Astorga reacted against the steps carried out by Villegas. He then filed a petition for “Mandamus, Injunction and/or
Prohibition with Preliminary Mandatory and Prohibitory Injunction” to compel Villegas et al and the members of the
municipal board to comply with the provisions of RA 4065 (filed with the SC). In his defense, Villegas denied recognition
of RA 4065 (An Act Defining the Powers, Rights and Duties of the Vice-Mayor of the City of Manila) because the said
law was considered to have never been enacted. When the this said “law” passed the 3rd reading in the lower house
as House Bill No. 9266, it was sent to the Senate which referred it to the Committee on Provinces and Municipal
Governments and Cities headed by then Senator Roxas. Some minor amendments were made before the bill was
referred back to the Senate floor for deliberations. During such deliberations, Sen. Tolentino made significant
amendments which were subsequently approved by the Senate. The bill was then sent back to the lower house and
was thereafter approved by the latter. The bill was sent to the President for approval and it became RA 4065. It was
later found out however that the copy signed by the Senate President, sent to the lower house for approval and sent to
the President for signing was the wrong version. It was in fact the version that had no amendments thereto. It was not
the version as amended by Tolentino and as validly approved by the Senate. Due to this fact, the Senate president and
the President of the Philippines withdrew and invalidated their signatures that they affixed on the said law.

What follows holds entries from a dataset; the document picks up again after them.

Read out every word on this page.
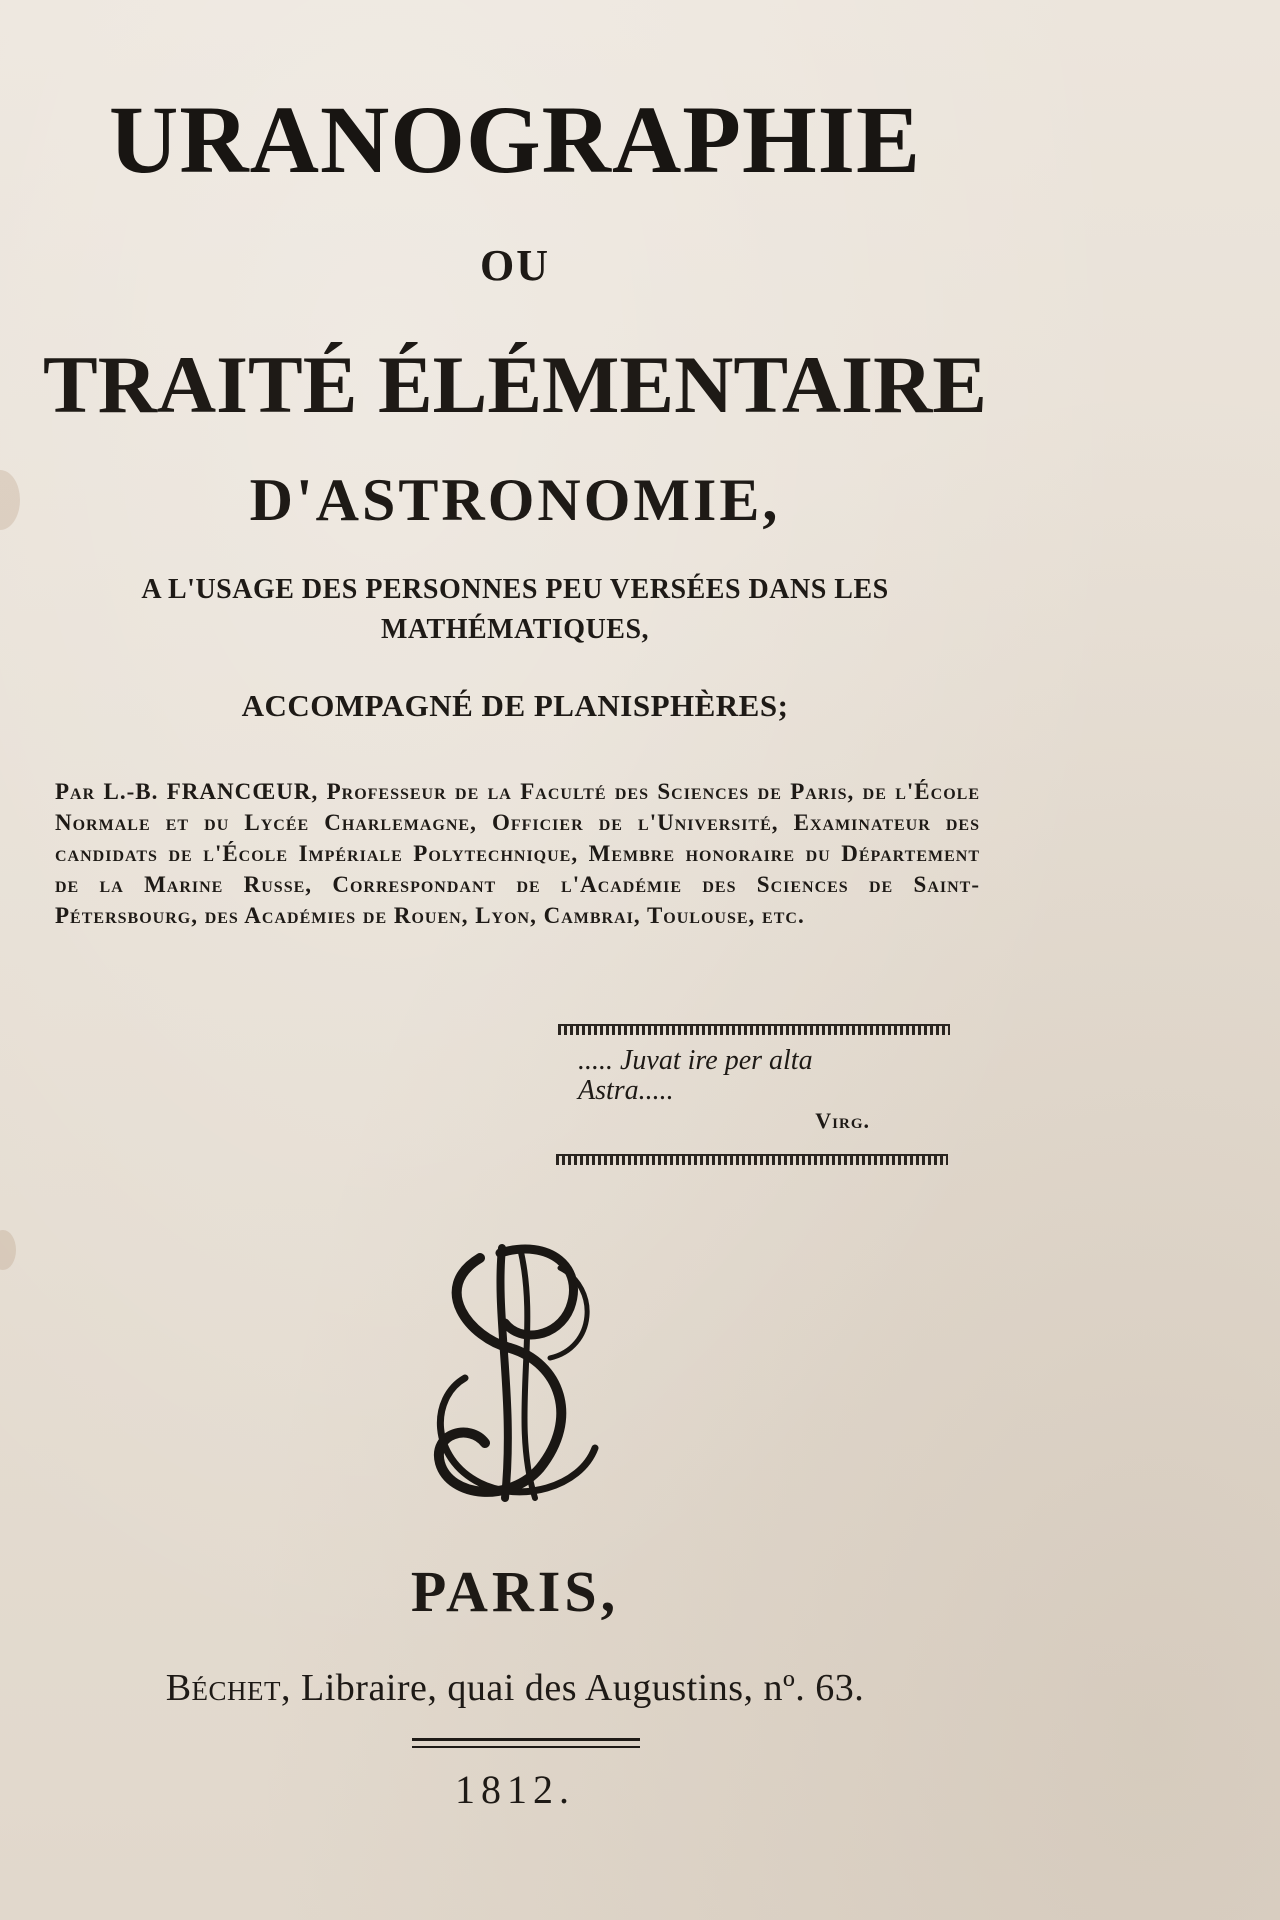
URANOGRAPHIE
OU
TRAITÉ ÉLÉMENTAIRE
D'ASTRONOMIE,
A L'USAGE DES PERSONNES PEU VERSÉES DANS LES
MATHÉMATIQUES,
ACCOMPAGNÉ DE PLANISPHÈRES;
Par L.-B. FRANCŒUR, Professeur de la Faculté des Sciences de Paris, de l'École Normale et du Lycée Charlemagne, Officier de l'Université, Examinateur des candidats de l'École Impériale Polytechnique, Membre honoraire du Département de la Marine Russe, Correspondant de l'Académie des Sciences de Saint-Pétersbourg, des Académies de Rouen, Lyon, Cambrai, Toulouse, etc.
..... Juvat ire per alta
Astra.....
Virg.
PARIS,
Béchet, Libraire, quai des Augustins, nº. 63.
1812.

Astorga maintains that the RA is still valid and binding and that the withdrawal of the concerned signatures does not
invalidate the statute. Astorga further maintains that the attestation of the presiding officers of Congress is conclusive
proof of a bill’s due enactment.

ISSUE: WON RA 4065 was validly enacted.

RULING: No. The journal of the proceedings of each House of Congress is no ordinary record. The Constitution
requires it. While it is true that the journal is not authenticated and is subject to the risks of misprinting and other errors,
the journal can be looked upon in this case. The SC is merely asked to inquire whether the text of House Bill No. 9266
signed by the President was the same text passed by both Houses of Congress. Under the specific facts and
circumstances of this case, the SC can do this and resort to the Senate journal for the purpose. The journal discloses
that substantial and lengthy amendments were introduced on the floor and approved by the Senate but were not
incorporated in the printed text sent to the President and signed by him. Note however that the SC is not asked to
incorporate such amendments into the alleged law but only to declare that the bill was not duly enacted and therefore
did not become law. As done by both the President of the Senate and the Chief Executive, when they withdrew their
signatures therein, the SC also declares that the bill intended to be as it is supposed to be was never made into law. To
perpetuate that error by disregarding such rectification and holding that the erroneous bill has become law would be to
sacrifice truth to fiction and bring about mischievous consequences not intended by the law-making body.